As strange as it sounds, I really feel he did that for me, so that I could better understand the way he felt, and the pain he was in. Resting my head up against the bars and gazing in at him, tears gushing down my face, I said to him that I didn't want to do it, it was so hard, it wasn't right, I didn't know what to do. He looked at me with his liquid eyes, and did his little nose bob. When he does this, he stretches his neck out and flips his nose up in a gentle fashion. It is as if he is nudging something and saying "look over there..." That was my answer to the difficult question. It was as if he saw something beside or behind me, and telling me to look at it. The peaceful feeling that came over me was all the answer I needed. It didn't last long though.
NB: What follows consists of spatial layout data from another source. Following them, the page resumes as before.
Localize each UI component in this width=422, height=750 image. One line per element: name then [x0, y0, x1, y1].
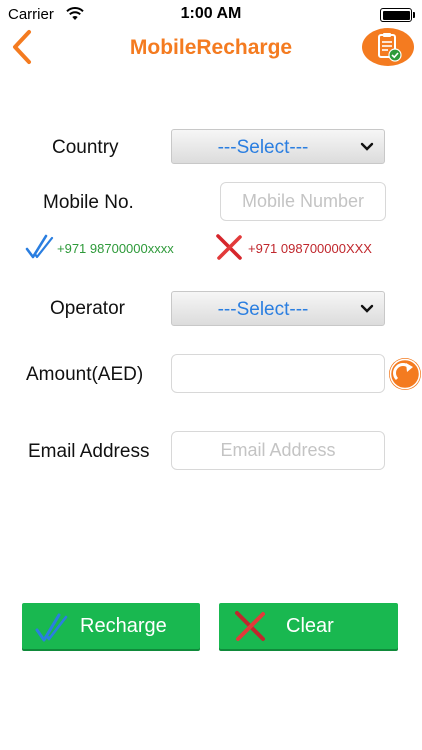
- country-select-value: ---Select---: [217, 137, 309, 158]
- mobile-number-input[interactable]: [220, 182, 386, 221]
- history-button[interactable]: [362, 28, 414, 66]
- double-check-icon: [35, 613, 68, 642]
- amount-label: Amount(AED): [26, 364, 144, 385]
- battery-icon: [380, 8, 415, 22]
- recharge-button-label: Recharge: [80, 615, 167, 637]
- cross-icon: [216, 234, 242, 260]
- cross-icon: [235, 611, 265, 641]
- operator-select[interactable]: ---Select---: [171, 291, 385, 326]
- refresh-amount-button[interactable]: [389, 358, 421, 390]
- clipboard-check-icon: [378, 33, 402, 62]
- nav-bar: MobileRecharge: [0, 28, 422, 68]
- country-label: Country: [52, 137, 119, 158]
- email-label: Email Address: [28, 441, 150, 462]
- email-input[interactable]: [171, 431, 385, 470]
- status-bar: Carrier 1:00 AM: [0, 0, 422, 28]
- refresh-arrow-icon: [389, 358, 421, 390]
- status-time: 1:00 AM: [180, 5, 242, 22]
- double-check-icon: [25, 234, 54, 259]
- chevron-down-icon: [360, 304, 374, 313]
- clear-button[interactable]: Clear: [219, 603, 398, 649]
- mobile-label: Mobile No.: [43, 192, 134, 213]
- clear-button-label: Clear: [286, 615, 334, 637]
- operator-label: Operator: [50, 298, 125, 319]
- chevron-down-icon: [360, 142, 374, 151]
- operator-select-value: ---Select---: [217, 299, 309, 320]
- invalid-number-example: +971 098700000XXX: [248, 241, 372, 256]
- page-title: MobileRecharge: [129, 36, 293, 59]
- country-select[interactable]: ---Select---: [171, 129, 385, 164]
- valid-number-example: +971 98700000xxxx: [57, 241, 174, 256]
- recharge-button[interactable]: Recharge: [22, 603, 200, 649]
- amount-input[interactable]: [171, 354, 385, 393]
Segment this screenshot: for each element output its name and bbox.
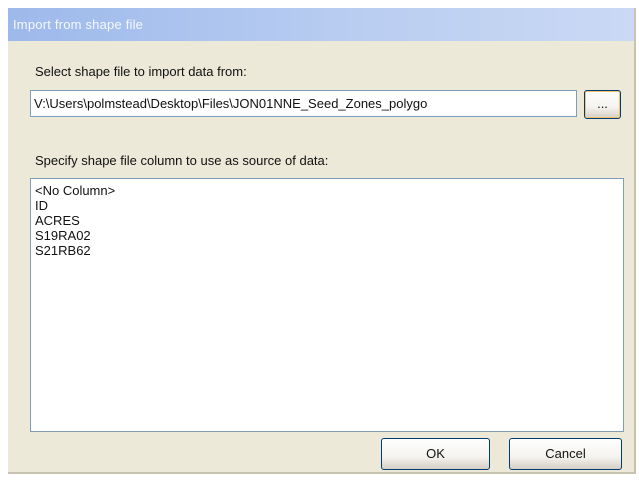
list-item-id[interactable]: ID — [35, 198, 623, 213]
browse-button[interactable]: ... — [584, 90, 621, 119]
title-bar[interactable]: Import from shape file — [8, 8, 634, 41]
ok-button[interactable]: OK — [381, 438, 490, 470]
window-title: Import from shape file — [13, 17, 144, 32]
column-source-label: Specify shape file column to use as sour… — [35, 153, 329, 168]
list-item-s19ra02[interactable]: S19RA02 — [35, 228, 623, 243]
column-listbox[interactable]: <No Column> ID ACRES S19RA02 S21RB62 — [30, 178, 624, 432]
import-shape-file-dialog: Import from shape file Select shape file… — [8, 8, 636, 474]
list-item-no-column[interactable]: <No Column> — [35, 183, 623, 198]
cancel-button[interactable]: Cancel — [509, 438, 622, 470]
list-item-acres[interactable]: ACRES — [35, 213, 623, 228]
shape-file-label: Select shape file to import data from: — [35, 64, 247, 79]
shape-file-path-input[interactable]: V:\Users\polmstead\Desktop\Files\JON01NN… — [30, 90, 577, 117]
list-item-s21rb62[interactable]: S21RB62 — [35, 243, 623, 258]
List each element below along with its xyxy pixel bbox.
There were lots of tears shed. My face was raw, my mind weighed with indecision. My poor father, having to see me like that and knowing there was nothing he could do. Some dads aren't even interested in their kids' horses. He wasn't one of those dads. He trailered me places, came to watch me ride, even nicknamed my horses "the mules" with all fondness intended. He was one of the very few men Dream did not fear.
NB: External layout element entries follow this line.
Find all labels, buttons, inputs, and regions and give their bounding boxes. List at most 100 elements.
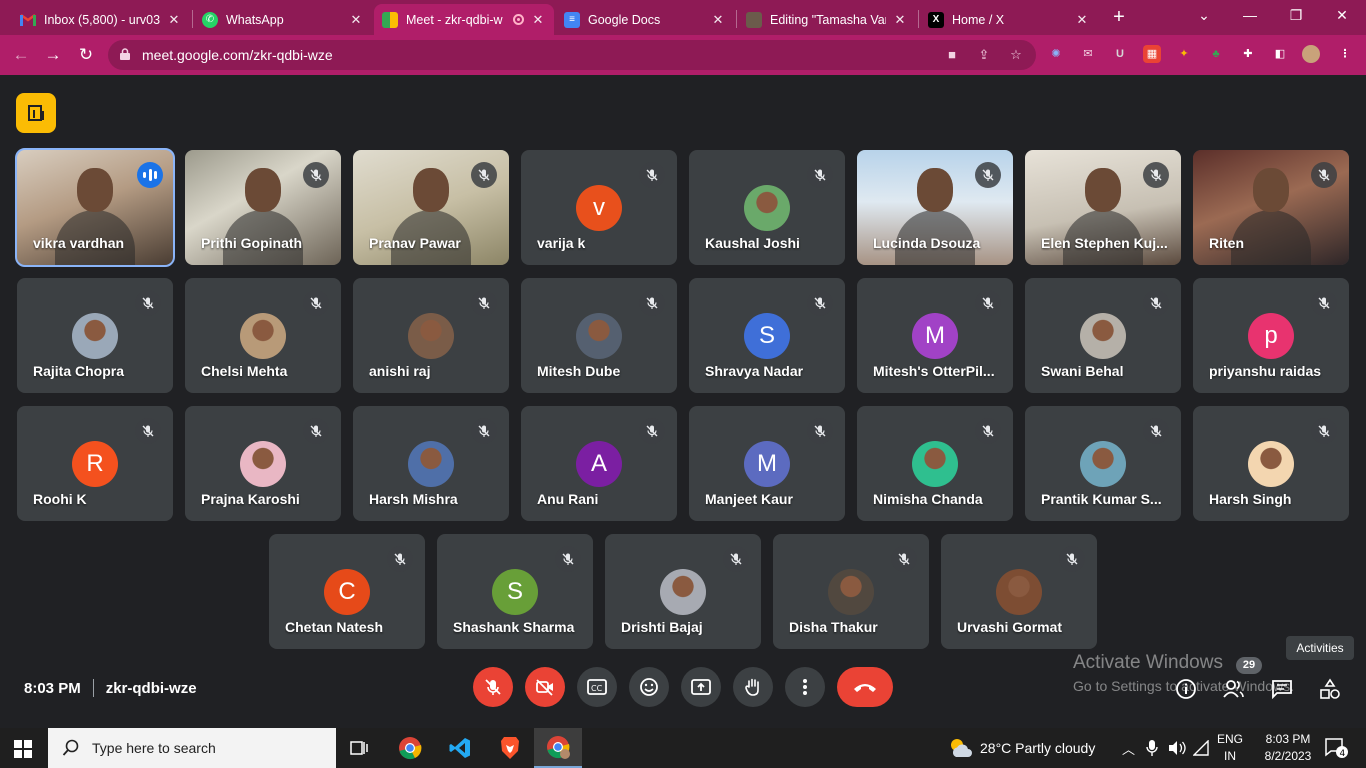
volume-icon[interactable]	[1168, 728, 1186, 768]
participant-tile[interactable]: Prajna Karoshi	[185, 406, 341, 521]
participant-tile[interactable]: M Manjeet Kaur	[689, 406, 845, 521]
language-indicator[interactable]: ENG IN	[1212, 731, 1248, 765]
participant-tile[interactable]: anishi raj	[353, 278, 509, 393]
participant-tile[interactable]: p priyanshu raidas	[1193, 278, 1349, 393]
captions-button[interactable]: CC	[577, 667, 617, 707]
mic-muted-icon	[807, 162, 833, 188]
participant-tile[interactable]: S Shravya Nadar	[689, 278, 845, 393]
participant-tile[interactable]: Swani Behal	[1025, 278, 1181, 393]
participant-tile[interactable]: vikra vardhan	[15, 148, 175, 267]
participant-tile[interactable]: Elen Stephen Kuj...	[1025, 150, 1181, 265]
leave-call-button[interactable]	[837, 667, 893, 707]
reactions-button[interactable]	[629, 667, 669, 707]
show-hidden-icons[interactable]: ︿	[1122, 728, 1135, 768]
gmail-icon	[20, 12, 36, 28]
restore-icon[interactable]: ❐	[1276, 4, 1316, 26]
tab-editing[interactable]: Editing "Tamasha Vam ✕	[738, 4, 916, 35]
raise-hand-button[interactable]	[733, 667, 773, 707]
more-options-button[interactable]	[785, 667, 825, 707]
tab-gmail[interactable]: Inbox (5,800) - urv030 ✕	[12, 4, 190, 35]
mic-muted-icon	[471, 162, 497, 188]
party-extension-icon[interactable]: ✦	[1175, 45, 1193, 63]
leaf-extension-icon[interactable]: ♣	[1207, 45, 1225, 63]
camera-icon[interactable]: ■	[944, 47, 960, 63]
chrome-taskbar-icon[interactable]	[386, 728, 434, 768]
tab-title: Meet - zkr-qdbi-w	[406, 12, 503, 27]
participant-tile[interactable]: Prithi Gopinath	[185, 150, 341, 265]
participant-tile[interactable]: A Anu Rani	[521, 406, 677, 521]
participant-tile[interactable]: Urvashi Gormat	[941, 534, 1097, 649]
participant-tile[interactable]: Chelsi Mehta	[185, 278, 341, 393]
participant-tile[interactable]: Rajita Chopra	[17, 278, 173, 393]
tab-meet[interactable]: Meet - zkr-qdbi-w ✕	[374, 4, 554, 35]
extension-icon[interactable]: ✺	[1047, 45, 1065, 63]
participant-tile[interactable]: Mitesh Dube	[521, 278, 677, 393]
new-tab-icon[interactable]: +	[1108, 6, 1130, 28]
participant-tile[interactable]: v varija k	[521, 150, 677, 265]
close-tab-icon[interactable]: ✕	[1074, 12, 1090, 28]
tab-google-docs[interactable]: ≡ Google Docs ✕	[556, 4, 734, 35]
network-icon[interactable]	[1193, 728, 1209, 768]
close-tab-icon[interactable]: ✕	[710, 12, 726, 28]
microphone-tray-icon[interactable]	[1146, 728, 1158, 768]
participant-tile[interactable]: Lucinda Dsouza	[857, 150, 1013, 265]
menu-icon[interactable]: ⋮	[1336, 45, 1354, 63]
meeting-details-button[interactable]	[1173, 676, 1199, 702]
address-bar[interactable]: meet.google.com/zkr-qdbi-wze ■ ⇪ ☆	[108, 40, 1036, 70]
vscode-taskbar-icon[interactable]	[436, 728, 484, 768]
participant-tile[interactable]: Harsh Singh	[1193, 406, 1349, 521]
side-panel-icon[interactable]: ◧	[1271, 45, 1289, 63]
close-tab-icon[interactable]: ✕	[892, 12, 908, 28]
participant-tile[interactable]: Disha Thakur	[773, 534, 929, 649]
participant-name: Harsh Singh	[1209, 491, 1292, 507]
microphone-toggle-button[interactable]	[473, 667, 513, 707]
meeting-details: 8:03 PM zkr-qdbi-wze	[24, 679, 197, 697]
chrome-profile-taskbar-icon[interactable]	[534, 728, 582, 768]
notification-center-icon[interactable]: 4	[1324, 728, 1348, 768]
mic-muted-icon	[471, 290, 497, 316]
tab-x[interactable]: X Home / X ✕	[920, 4, 1098, 35]
meeting-room-icon[interactable]	[16, 93, 56, 133]
people-button[interactable]	[1221, 676, 1247, 702]
profile-avatar[interactable]	[1302, 45, 1320, 63]
minimize-icon[interactable]: —	[1230, 4, 1270, 26]
participant-tile[interactable]: Harsh Mishra	[353, 406, 509, 521]
tab-search-icon[interactable]: ⌄	[1184, 4, 1224, 26]
camera-toggle-button[interactable]	[525, 667, 565, 707]
participant-tile[interactable]: Prantik Kumar S...	[1025, 406, 1181, 521]
weather-widget[interactable]: 28°C Partly cloudy	[948, 728, 1095, 768]
participant-tile[interactable]: M Mitesh's OtterPil...	[857, 278, 1013, 393]
back-icon[interactable]: ←	[10, 44, 32, 66]
close-tab-icon[interactable]: ✕	[348, 12, 364, 28]
participant-tile[interactable]: C Chetan Natesh	[269, 534, 425, 649]
activities-button[interactable]	[1317, 676, 1343, 702]
grid-extension-icon[interactable]: ▦	[1143, 45, 1161, 63]
close-window-icon[interactable]: ✕	[1322, 4, 1362, 26]
task-view-icon[interactable]	[336, 728, 384, 768]
participant-tile[interactable]: Kaushal Joshi	[689, 150, 845, 265]
participant-tile[interactable]: Riten	[1193, 150, 1349, 265]
chat-button[interactable]	[1269, 676, 1295, 702]
participant-tile[interactable]: S Shashank Sharma	[437, 534, 593, 649]
mail-extension-icon[interactable]: ✉	[1079, 45, 1097, 63]
participant-name: Drishti Bajaj	[621, 619, 703, 635]
participant-tile[interactable]: Nimisha Chanda	[857, 406, 1013, 521]
u-extension-icon[interactable]: U	[1111, 45, 1129, 63]
close-tab-icon[interactable]: ✕	[166, 12, 182, 28]
close-tab-icon[interactable]: ✕	[530, 12, 546, 28]
reload-icon[interactable]: ↻	[75, 44, 97, 66]
bookmark-star-icon[interactable]: ☆	[1008, 47, 1024, 63]
extensions-puzzle-icon[interactable]: ✚	[1239, 45, 1257, 63]
brave-taskbar-icon[interactable]	[486, 728, 534, 768]
participant-tile[interactable]: Drishti Bajaj	[605, 534, 761, 649]
participant-tile[interactable]: R Roohi K	[17, 406, 173, 521]
participant-tile[interactable]: Pranav Pawar	[353, 150, 509, 265]
taskbar-search-box[interactable]: Type here to search	[48, 728, 336, 768]
present-screen-button[interactable]	[681, 667, 721, 707]
forward-icon[interactable]: →	[42, 44, 64, 66]
share-icon[interactable]: ⇪	[976, 47, 992, 63]
system-clock[interactable]: 8:03 PM 8/2/2023	[1258, 731, 1318, 765]
mic-off-icon	[485, 679, 501, 695]
tab-whatsapp[interactable]: ✆ WhatsApp ✕	[194, 4, 372, 35]
windows-start-icon[interactable]	[14, 740, 32, 758]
There was one point I recall saying I couldn't go through with it. I was ready to put him on the trailer and take him home, screw what anyone was saying, I would MAKE it be ok. Fortunately, I was, in the end, able to be strong and do what was best for him. Seeing him one more time before I finalized my decision was something I needed to do. He was there, yes. His eyes were open and there was life in them, but it was clouded with pain and there was no spark. He ate grain in his last moments, he had me squeezing him and hugging him and wiping my tears on his neck, telling him what a good horse he was and how much I loved him and would miss him. I remember telling him how much I loved our first gallop together, and how sorry I was that I was too chicken to do it again, the same with jumping. He took care of me and made sure I was safe and I was too scared to do those things again...now I will never have the chance to retry.
Saying all this, I would like to remind everyone to go and hug your horse, your cat, your dog, your friends, family, or SO. Never take them for granted, or figure there is always tomorrow, or always next year to go on that hack, to win that ribbon, to spend time with them. Tomorrow always comes, but those times may not be within reach then. I am amazed at how dumbfounded I was, how oblivious, and how shocked I am that there won't BE a tomorrow for Dream and I. There won' be a next week to go for a gallop, there won't be a next month to try jumping again, there won't be a next year to show and win ribbons and just BE together.
He passed at 7pm, January 26, 2007. May he rest in peace, may he agree with the decision I've made, and may my heart, one day, stop breaking.